1, An oil drop mass carrying charge - Q is held stationary in the gravitational field of the earth. What is the magnitude and direction of the electrostatic field required for this purpose? Ans: E = mg / Q, downward

Answer 1

Answer:

Given:

Charge in oil drop = -Q

Mass be m

Gravity be g

Electric Field Intensity is E

To find:

Electric Field intensity such that the Oil drop will float in air and remain stationary.

Concept:

For the oil drop to be stationary or floating , the oil drop must be in equilibrium under equal and opposite forces.

The forces have to be :

• Gravitational Force
• Electrostatic Force

Since the charge is negative , the electric Field line should direct downwards such that It experience force upwards.
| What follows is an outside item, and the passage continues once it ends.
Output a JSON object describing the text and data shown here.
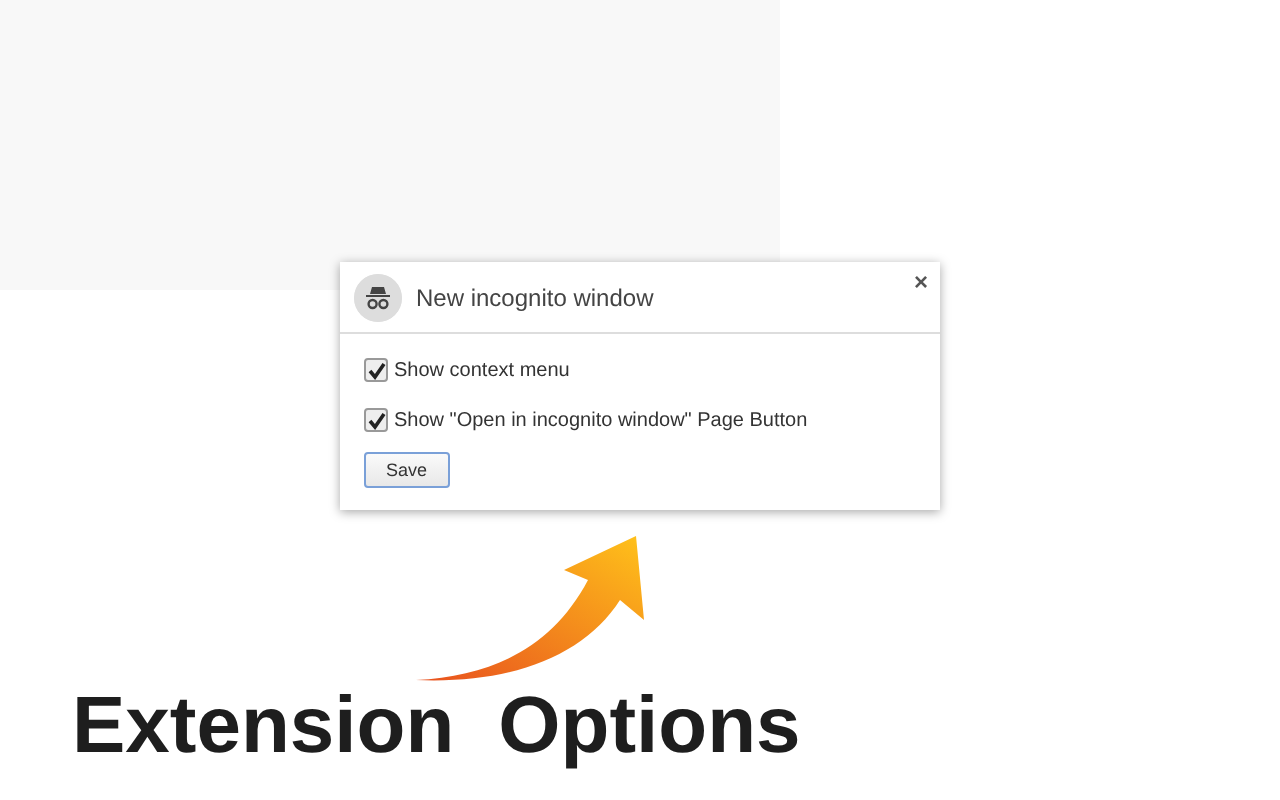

Similarly Gravity will pull the charge downwards.

Calculation:

Electrostatic Force = Gravitational Force

$= > E \times Q \: = m \times g$

$= > E \: = \dfrac{m \times g}{Q}$

$= > E \: = \dfrac{mg}{Q}$

So final answer :

$\boxed{ \red{ \huge{ \sf{ \bold{E \: = \dfrac{mg}{Q} (\downarrow \downarrow)}}}}}$

Answer 2

SOLUTION

Given,

• Mass of the Oil Drop = M

• Charge = - Q

Let $\sf F_G \ and \ F_E$ be the gravitational force and electric force acting on the oil drop respectively

If the oil drop is at rest,the forces acting on the drop are in equilibrium

Gravitational Force

$\sf F_G = Mg-------(1)$

Electric Force

$\sf E =- \dfrac{F_E}{Q} \\ \\ \longrightarrow F_E = - EQ---------(2)$

Since,the force are in equilibrium. Both the forces are equal in magnitude and cancel out eachother

Thus,from (1) and (2) :

$\sf -EQ =Mg \\ \\ \longrightarrow \boxed{\boxed{\sf E=- \dfrac{Mg}{Q} }}$

Direction of the electric field is downwards ( Negative Y axis)